Applied Research Engineer (Machine Learning / Ops)
Intenseye is an AI-powered Workplace Safety platform that helps the world’s largest enterprises to scale employee health and safety across their facility footprints globally to significantly reduce workplace accidents and fatalities.
Every 7 seconds a worker is injured on the job. The human and economic cost of workplace injuries around the world is a staggering $250 billion per year. At Intenseye, we believe that the health and safety of workers is non-negotiable.
Using the latest breakthroughs in cutting edge artificial intelligence, machine learning, deep learning and computer vision, Intenseye empowers health and safety teams to monitor their facilities, provide complete visibility for the first time ever, and operationalize their rapid response procedures and start their Journey to Zero.
Connecting to existing cameras within facilities, Intenseye empowers EHS leaders to see the unseen hazards and save lives proactively, through 24/7 analysis of workplaces and real-time leading indicator data.
Join Intenseye on the Journey to Zero!
We are seeking our first dedicated Machine Learning Engineer for the growing Engineering team based in Istanbul.
As a member of the AI Infrastructure team at Intenseye, you will be responsible for building systems to accelerate the development and deployment of machine learning models built by our Research team.

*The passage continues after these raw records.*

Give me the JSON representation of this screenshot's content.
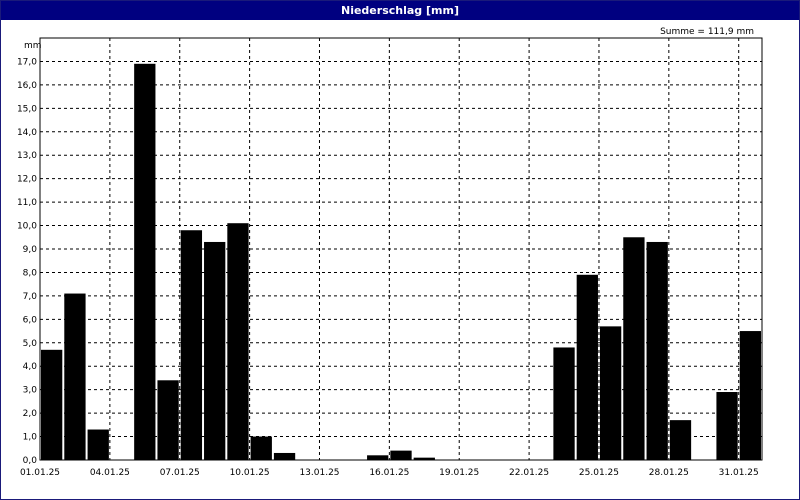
{
  "window": {
    "title": "Niederschlag [mm]"
  },
  "chart_data": {
    "type": "bar",
    "title": "Niederschlag [mm]",
    "ylabel": "mm",
    "summary": "Summe = 111,9 mm",
    "ylim": [
      0,
      18
    ],
    "grid": true,
    "yticks": [
      "0,0",
      "1,0",
      "2,0",
      "3,0",
      "4,0",
      "5,0",
      "6,0",
      "7,0",
      "8,0",
      "9,0",
      "10,0",
      "11,0",
      "12,0",
      "13,0",
      "14,0",
      "15,0",
      "16,0",
      "17,0"
    ],
    "xtick_labels": [
      "01.01.25",
      "04.01.25",
      "07.01.25",
      "10.01.25",
      "13.01.25",
      "16.01.25",
      "19.01.25",
      "22.01.25",
      "25.01.25",
      "28.01.25",
      "31.01.25"
    ],
    "categories": [
      "01.01.25",
      "02.01.25",
      "03.01.25",
      "04.01.25",
      "05.01.25",
      "06.01.25",
      "07.01.25",
      "08.01.25",
      "09.01.25",
      "10.01.25",
      "11.01.25",
      "12.01.25",
      "13.01.25",
      "14.01.25",
      "15.01.25",
      "16.01.25",
      "17.01.25",
      "18.01.25",
      "19.01.25",
      "20.01.25",
      "21.01.25",
      "22.01.25",
      "23.01.25",
      "24.01.25",
      "25.01.25",
      "26.01.25",
      "27.01.25",
      "28.01.25",
      "29.01.25",
      "30.01.25",
      "31.01.25"
    ],
    "values": [
      4.7,
      7.1,
      1.3,
      0,
      16.9,
      3.4,
      9.8,
      9.3,
      10.1,
      1.0,
      0.3,
      0,
      0,
      0,
      0.2,
      0.4,
      0.1,
      0,
      0,
      0,
      0,
      0,
      4.8,
      7.9,
      5.7,
      9.5,
      9.3,
      1.7,
      0,
      2.9,
      5.5
    ],
    "bar_color": "#000000",
    "grid_color": "#000000",
    "title_bar_color": "#000080"
  }
}
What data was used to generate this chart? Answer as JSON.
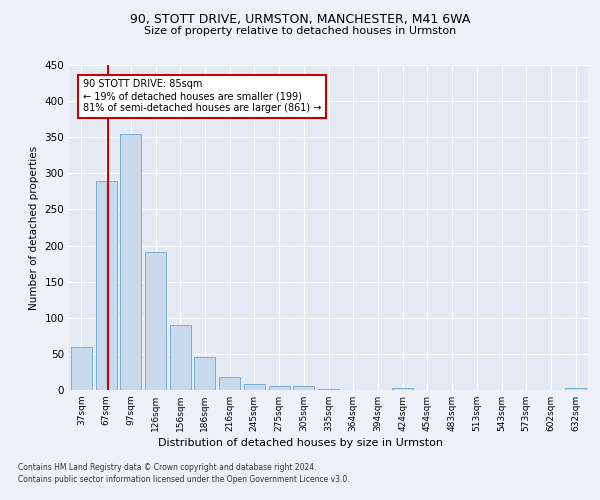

Our models span the range from computer vision and deep learning and are trained on massive datasets to deliver improvements to our customers.
Intenseye is using AI to solve major Health & Safety issues for our customers. We have a proven product and market fit and are already closing enterprise customers.
Now is an incredibly exciting time to join our growing Engineering team!
- Work with our Machine Learning research to automate aspects of our pipeline and deploy research models in production.
- Build elastic data pipelines that process billions of events per day.
- Build highly available and observable model inference services.
- Work with our ML research to automate aspects of our pipeline and deploy research models in production.
- Work with our Infrastructure team to build core abstractions and create standards and best practices for building systems.
- Be a self-starter who can own projects end-to-end, from requirements, scoping, design, to implementation.
- Have attention to detail and a good sense for automation, debugging, and troubleshooting.
Sound like you?
- Positive attitude with a strong desire to learn!
- Solid background in algorithms, data structures, and object-oriented programming.
- Experience in building scalable and fault-tolerant distributed systems that process large volumes of data.
- Experience working with a cloud technology stack (eg. AWS or GCP).
- Experience building, deploying, and monitoring complex microservice architectures.
- Experience with machine learning frameworks and libraries (PyTorch, Tensorflow, Kubeflow, Seldon).
- Experience with Python, Docker, Kubernetes, and Infrastructure as code (e.g. terraform).
- Degree in computer science or related field.
- Previous startup experience would be great but not essential
What we offer?
- Great Salary, Health Benefits and Equity in a fast-growing business
- Experience working with a fast development and research team of engineers using the latest and greatest technologies
- Flexibility on work location and hours (Ideally to be based from our Istanbul office, but we are open to remote working with occasional trips to our office for meetings)
- Play a key role in growth of the company
- Saving lives and changing the industry with AI-powered health and safety!
Our Tech Stack
- - Scala, Go, Python for programming language.
- - Google Cloud Platform (GCP) and Amazon Web Services (AWS) for cloud services.
- - Docker, Kubernetes for orchestration tools.
- - Apache Pulsar for message queueing.
- - Prometheus, Grafana for monitoring.
- - Elasticsearch for analytics
- - Redis for distributed caching.
- - Linkerd for service mesh.
- - Buildkite for CI/CD.
- - PostgreSQL for RDBMS.
- - Git for version control.
- - Replicated for on-premise.
Our interview process
- Zoom chat with our Head of People (45 mins)
- Take-Home Task (x7 days to complete)
- Zoom interview with x2 Engineers to review task / technical deep dive (90 mins)
- Zoom interview (or On-site) with CTO & Lead Engineer (90 mins)
- Zoom interview with our CEO (30 mins)
Equal Employment Opportunity statement (EEO)
Intenseye is committed to a policy of equal employment opportunity. We recruit, employ, train, compensate, and promote without regard to race, color, age, sex, ancestry, marital status, religion, national origin, physical or mental disability, sexual orientation, gender identity, medical condition, pregnancy, veteran status, genetic information or any other classification protected by state or federal law.